With a gauge and scale as above suggested, it is extremely easy to quickly mark out a page with pencilled dots, so soon as it is decided how many stamps are to go in each row—experto crede.
Of course, allowance must be made if the stamps of a set are of uneven size, but there is no difficulty if a little patience be exercised.
I have arranged many pages of stamps by the aid of a home-made scale on this and similar plans, and have experienced no trouble in allowing for the occasional inclusion of pairs and short strips—a little mental calculation, and a side movement of the gauge to the extent of the width of one stamp will compensate for, say, a pair instead of a single; and so on.

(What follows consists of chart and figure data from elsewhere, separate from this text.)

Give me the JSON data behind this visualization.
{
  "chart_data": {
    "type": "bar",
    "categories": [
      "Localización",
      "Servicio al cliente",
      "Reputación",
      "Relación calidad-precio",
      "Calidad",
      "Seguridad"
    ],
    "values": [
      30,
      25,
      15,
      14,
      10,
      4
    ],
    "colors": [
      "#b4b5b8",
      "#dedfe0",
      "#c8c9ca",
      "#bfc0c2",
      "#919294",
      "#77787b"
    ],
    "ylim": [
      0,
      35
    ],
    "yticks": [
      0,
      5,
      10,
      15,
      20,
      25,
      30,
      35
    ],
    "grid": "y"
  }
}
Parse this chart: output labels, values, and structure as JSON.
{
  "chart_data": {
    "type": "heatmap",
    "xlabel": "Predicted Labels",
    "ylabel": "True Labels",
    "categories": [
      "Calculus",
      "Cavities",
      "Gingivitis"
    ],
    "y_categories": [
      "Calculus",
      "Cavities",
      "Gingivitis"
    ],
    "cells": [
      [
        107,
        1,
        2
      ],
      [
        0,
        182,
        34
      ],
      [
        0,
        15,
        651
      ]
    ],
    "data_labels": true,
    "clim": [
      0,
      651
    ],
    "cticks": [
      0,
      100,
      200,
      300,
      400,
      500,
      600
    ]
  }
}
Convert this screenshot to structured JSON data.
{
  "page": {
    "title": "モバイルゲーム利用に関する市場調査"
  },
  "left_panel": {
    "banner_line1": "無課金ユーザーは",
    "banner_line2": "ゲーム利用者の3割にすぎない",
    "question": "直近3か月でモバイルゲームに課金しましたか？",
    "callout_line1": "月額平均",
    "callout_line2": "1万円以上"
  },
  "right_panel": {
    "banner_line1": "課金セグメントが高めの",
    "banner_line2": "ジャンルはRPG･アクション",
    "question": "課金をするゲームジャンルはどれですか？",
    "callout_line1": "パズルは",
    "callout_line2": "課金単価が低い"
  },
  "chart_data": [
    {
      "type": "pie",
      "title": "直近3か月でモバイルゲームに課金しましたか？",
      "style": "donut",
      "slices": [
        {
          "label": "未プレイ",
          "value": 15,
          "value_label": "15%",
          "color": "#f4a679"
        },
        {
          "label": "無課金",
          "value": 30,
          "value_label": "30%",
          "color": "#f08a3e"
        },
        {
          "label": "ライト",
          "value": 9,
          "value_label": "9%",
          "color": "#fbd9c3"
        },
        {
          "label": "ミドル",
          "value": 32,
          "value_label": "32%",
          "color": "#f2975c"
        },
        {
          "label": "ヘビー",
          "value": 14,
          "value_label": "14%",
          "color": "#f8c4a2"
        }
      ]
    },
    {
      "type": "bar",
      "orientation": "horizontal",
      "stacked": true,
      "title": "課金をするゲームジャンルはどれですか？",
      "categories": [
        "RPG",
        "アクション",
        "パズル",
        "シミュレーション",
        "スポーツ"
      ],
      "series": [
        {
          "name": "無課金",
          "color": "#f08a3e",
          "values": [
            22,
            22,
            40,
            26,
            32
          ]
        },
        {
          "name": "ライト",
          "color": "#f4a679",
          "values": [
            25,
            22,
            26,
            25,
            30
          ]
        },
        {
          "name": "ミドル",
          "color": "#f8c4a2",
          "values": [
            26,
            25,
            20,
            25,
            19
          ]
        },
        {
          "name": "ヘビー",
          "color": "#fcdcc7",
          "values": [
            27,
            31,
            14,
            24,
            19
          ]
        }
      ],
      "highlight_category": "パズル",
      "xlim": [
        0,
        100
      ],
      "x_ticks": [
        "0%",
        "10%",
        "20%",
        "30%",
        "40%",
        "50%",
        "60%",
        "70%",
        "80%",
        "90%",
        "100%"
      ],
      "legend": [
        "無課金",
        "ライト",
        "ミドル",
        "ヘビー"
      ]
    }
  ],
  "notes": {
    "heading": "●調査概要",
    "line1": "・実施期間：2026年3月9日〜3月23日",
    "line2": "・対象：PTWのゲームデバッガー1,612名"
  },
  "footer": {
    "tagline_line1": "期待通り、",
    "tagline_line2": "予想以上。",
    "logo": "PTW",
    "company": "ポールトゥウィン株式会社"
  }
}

The specialist can rarely have the advantage of a prepared printed album, as his possessions include pairs, blocks, marginal pieces, original covers, and evidential items of a variety of shapes. He works therefore on albums that have blank pages, generally enclosed within a form of semi-binding which allows the interchanging of the leaves. Spring-back covers are now much used, though there are excellent peg and clutch attachments in the British-made albums of the specialist class. The leaves are either quite plain or with a faint quadrillé ground which is an aid to symmetrical arrangement.
The early stamp collectors used to elaborate their albums with gay colourings; some, following the early artistry of Mr. Booty in the preface to his "Aids to Stamp Collectors" (1862), mounted their stamps on squares of coloured paper, and emblazoned the country's arms and painted its flags upon the pages of their albums. The stamps, being of small size, suffered in the contrast with these gaudy trappings, and in the latter-day philately such contrivances are left to the nouveau riche, who will embellish each of his pages with his name, titles, address, coat of arms, and would add his portrait were album-pages not made so ridiculously small for such big men. To-day all extravagant flourishes and gay trimmings are a vulgarity; simple elegance and nice judgment in the arrangement make for beauty in our albums.
At the same time we must recognise for the specialist two schools of collecting; one is concerned with the collecting of purely philatelic items, the other devotes itself to the formation of an historical as well as philatelic collection. The former does not require much writing-up on the pages. The latter advocates a good deal of it, and it is this form of collecting—the highest exponent of which is the Earl of Crawford—that allows of the most free scope for the individuality of the collector. It is in the collection which aims at a complete history of the stamps of a country, with all the associated circumstances leading up to their issuance and connected with their use, that the highest summit of philatelic pleasure and culture is attained.
In writing-up, there are several details about a stamp, some patent and some latent. To complete the history of a particular stamp, every collector ought to know and to inscribe in the proper place in the album these points, so far as the information can be obtained from reliable sources, and so far as it may be applicable:—
- Date of issue.
- Artist.
- Engraver.
- Printers.
- Mode of production.
- Paper, including watermark.
- Perforation.
- Date of supersession.
In a more elaborate form the writing-up will develop into a full manuscript history—not too diffuse—of the postal issues of a country. The record of each stamp or issue will extend over several pages, interspersed with the collector's specimens, proofs, &c., appropriately inserted at points where they will be explanatory to the text and make a valuable, readable, and individualistic volume. To indicate succinctly the range of the more comprehensive writing-up, it would be the student's endeavour to show and explain the circumstances leading up to the necessity for the stamp; its creation by act, decree, or order; advertisements or requests for designs, tenders for manufacture, &c., with results; a note as to some of the principal essays; the chosen design, with name of artist and source of his inspiration; the engraver; the maker of the plate and the process of printing adopted; the number of stamps on the plate and their arrangement and marginal inscriptions; the varieties (if any) on the plate; how such varieties arose and how frequently they occurred; the paper used—mill-sheet, printing-sheet and post-office sheet—and its watermarking; the printers; the colour, gum, and perforation of the stamps; the quantities printed; the notices to the Post Office and the public of the impending issue; the date of issue; the duration of use; the withdrawal, supersession, or demonetisation; the quantity of remainders (if any), and what became of them.